Solved – Grouped 7-fold Cross Validation in R

accuracycaretcross-validationrrandom forest

I am searching for a grouped 7-fold cross validation function. I couldn't find it in the caret package.

I got 70 subjects performing 7 trials (Outcome variable: categorical with 7 values) = 490 observations. I trained a Random Forest with reasonable accuracy in the OOB (89%) as well as in 10 fold CV. Since the data is hierarchical / dependent (7 observations belonging to one subject) a colleague suggested it would be advisable to prevent that trials from the same subject are in the train split as well as in the test split.

What do you think, should I do 7 – fold CV grouped by subject? Meaning that one fold would allways include all trials of 10 participants?

Thanks in advance

Edit:
Thanks for your comment. I missed just the documentation in caret about groupKFold. Here is a code solution which worked for me

########################## Caret Preparation ############################
k.folds = 7
df1.folds <- groupKFold(df1$ID, k = k.folds) 
df2.folds <- groupKFold(df2$ID, k = k.folds) 
df1.control <- trainControl( # 7 Folds grouped by subject cross validation, repeated 3 times
                        method="repeatedcv", 
                        number=k.folds, 
                        repeats=3,
                        index =df1.folds)

df2.control <- trainControl( # 7 Folds grouped by subject cross validation, repeated 3 times
  method="repeatedcv", 
  number=k.folds, 
  repeats=3,
  index =df2.folds)

Edit 2 (26.11.21):
Please see the answer provided by @otwtm, providing the index argument (as created by in my case groupKFold which is basically just a list of the indicies used for training) overwrites the arguments number and repeats.

########################## Caret Preparation ############################
k.folds = 7
df1.folds <- groupKFold(df1$ID, k = k.folds) 
df2.folds <- groupKFold(df2$ID, k = k.folds) 
df1.control <- trainControl( # 7 Folds grouped by subject
                        method="repeatedcv", 
                        index =df1.folds)
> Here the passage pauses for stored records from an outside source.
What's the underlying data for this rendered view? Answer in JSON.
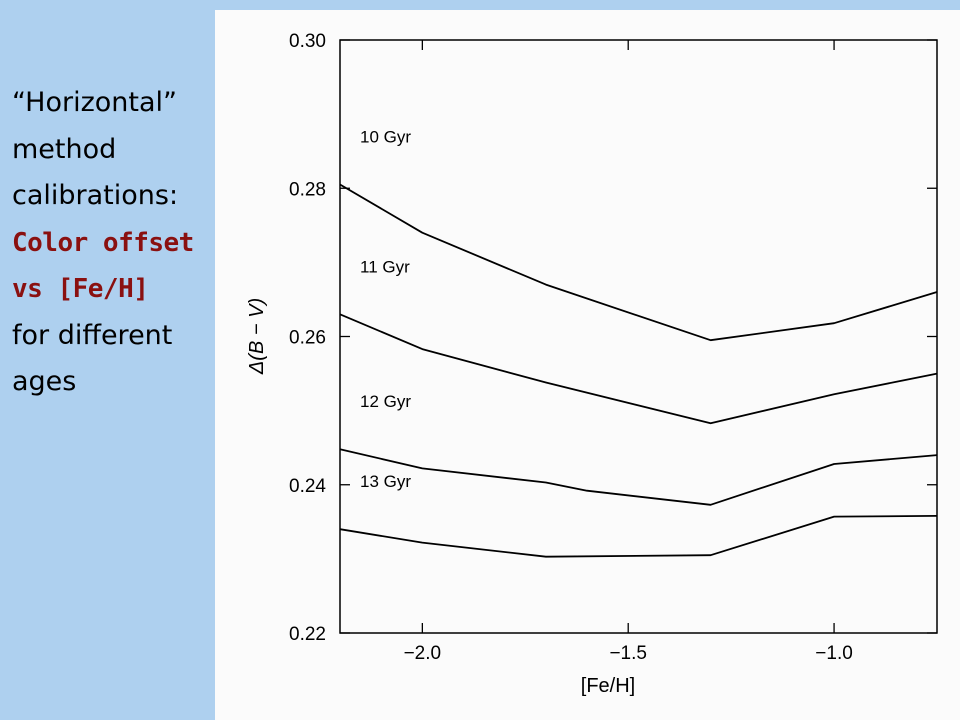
{
  "slide_text": {
    "line1": "“Horizontal”",
    "line2": "method",
    "line3": "calibrations:",
    "line4": "Color offset",
    "line5": "vs [Fe/H]",
    "line6": "for different",
    "line7": "ages"
  },
  "colors": {
    "background": "#aed0ef",
    "emphasis": "#8a1010",
    "figure_background": "#fbfbfb",
    "lines": "#000000"
  },
  "chart_data": {
    "type": "line",
    "xlabel": "[Fe/H]",
    "ylabel": "Δ(B − V)",
    "xlim": [
      -2.2,
      -0.75
    ],
    "ylim": [
      0.22,
      0.3
    ],
    "x_ticks": [
      -2.0,
      -1.5,
      -1.0
    ],
    "x_tick_labels": [
      "−2.0",
      "−1.5",
      "−1.0"
    ],
    "y_ticks": [
      0.22,
      0.24,
      0.26,
      0.28,
      0.3
    ],
    "y_tick_labels": [
      "0.22",
      "0.24",
      "0.26",
      "0.28",
      "0.30"
    ],
    "grid": false,
    "series": [
      {
        "name": "10 Gyr",
        "x": [
          -2.2,
          -2.0,
          -1.7,
          -1.3,
          -1.0,
          -0.75
        ],
        "y": [
          0.2805,
          0.274,
          0.267,
          0.2595,
          0.2618,
          0.266
        ]
      },
      {
        "name": "11 Gyr",
        "x": [
          -2.2,
          -2.0,
          -1.7,
          -1.3,
          -1.0,
          -0.75
        ],
        "y": [
          0.263,
          0.2583,
          0.2538,
          0.2483,
          0.2522,
          0.255
        ]
      },
      {
        "name": "12 Gyr",
        "x": [
          -2.2,
          -2.0,
          -1.7,
          -1.6,
          -1.3,
          -1.0,
          -0.75
        ],
        "y": [
          0.2448,
          0.2422,
          0.2403,
          0.2392,
          0.2373,
          0.2428,
          0.244
        ]
      },
      {
        "name": "13 Gyr",
        "x": [
          -2.2,
          -2.0,
          -1.7,
          -1.3,
          -1.0,
          -0.75
        ],
        "y": [
          0.234,
          0.2322,
          0.2303,
          0.2305,
          0.2357,
          0.2358
        ]
      }
    ]
  }
}
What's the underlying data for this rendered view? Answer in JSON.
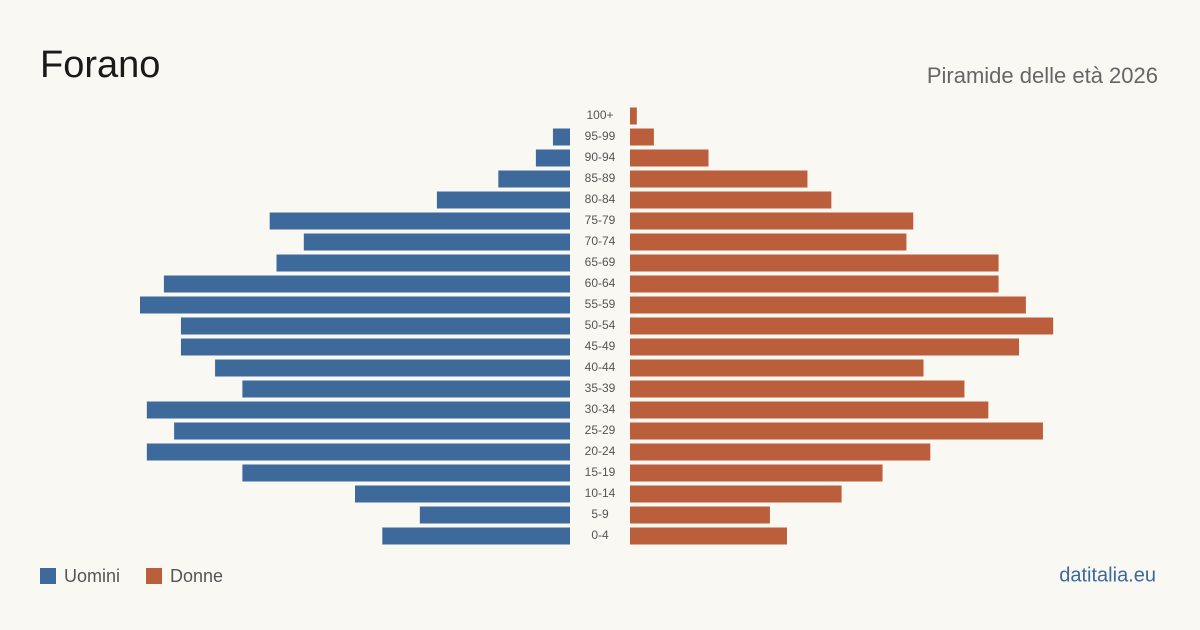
{
  "chart_data": {
    "type": "pyramid",
    "title": "Forano",
    "subtitle": "Piramide delle età 2026",
    "source": "datitalia.eu",
    "categories": [
      "100+",
      "95-99",
      "90-94",
      "85-89",
      "80-84",
      "75-79",
      "70-74",
      "65-69",
      "60-64",
      "55-59",
      "50-54",
      "45-49",
      "40-44",
      "35-39",
      "30-34",
      "25-29",
      "20-24",
      "15-19",
      "10-14",
      "5-9",
      "0-4"
    ],
    "series": [
      {
        "name": "Uomini",
        "color": "#3d6a9b",
        "values": [
          0,
          5,
          10,
          21,
          39,
          88,
          78,
          86,
          119,
          126,
          114,
          114,
          104,
          96,
          124,
          116,
          124,
          96,
          63,
          44,
          55
        ]
      },
      {
        "name": "Donne",
        "color": "#bb5e3c",
        "values": [
          2,
          7,
          23,
          52,
          59,
          83,
          81,
          108,
          108,
          116,
          124,
          114,
          86,
          98,
          105,
          121,
          88,
          74,
          62,
          41,
          46
        ]
      }
    ]
  }
}
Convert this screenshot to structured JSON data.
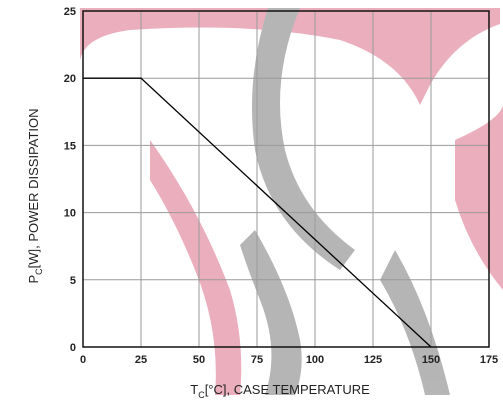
{
  "colors": {
    "background": "#ffffff",
    "grid": "#9a9a9a",
    "frame": "#111111",
    "line": "#000000",
    "watermark_red": "#e7a0b2",
    "watermark_gray": "#a9a9a9"
  },
  "chart_data": {
    "type": "line",
    "title": "",
    "xlabel": {
      "main": "T",
      "sub": "C",
      "rest": "[°C], CASE TEMPERATURE"
    },
    "ylabel": {
      "main": "P",
      "sub": "C",
      "rest": "[W], POWER DISSIPATION"
    },
    "xlim": [
      0,
      175
    ],
    "ylim": [
      0,
      25
    ],
    "xticks": [
      0,
      25,
      50,
      75,
      100,
      125,
      150,
      175
    ],
    "yticks": [
      0,
      5,
      10,
      15,
      20,
      25
    ],
    "grid": true,
    "legend": "none",
    "series": [
      {
        "x": [
          0,
          25,
          150
        ],
        "y": [
          20,
          20,
          0
        ]
      }
    ]
  }
}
df2.control <- trainControl( # 7 Folds grouped by subject 
  method="repeatedcv", 
  index =df2.folds)

Best Answer

Yes, do make sure you are testing unknown patients.

(I work with highly multivariate data also with multiple measurements per subject and have met situations where not splitting train patients vs. test patients would underestimate the prediction error by an order of magnitude!)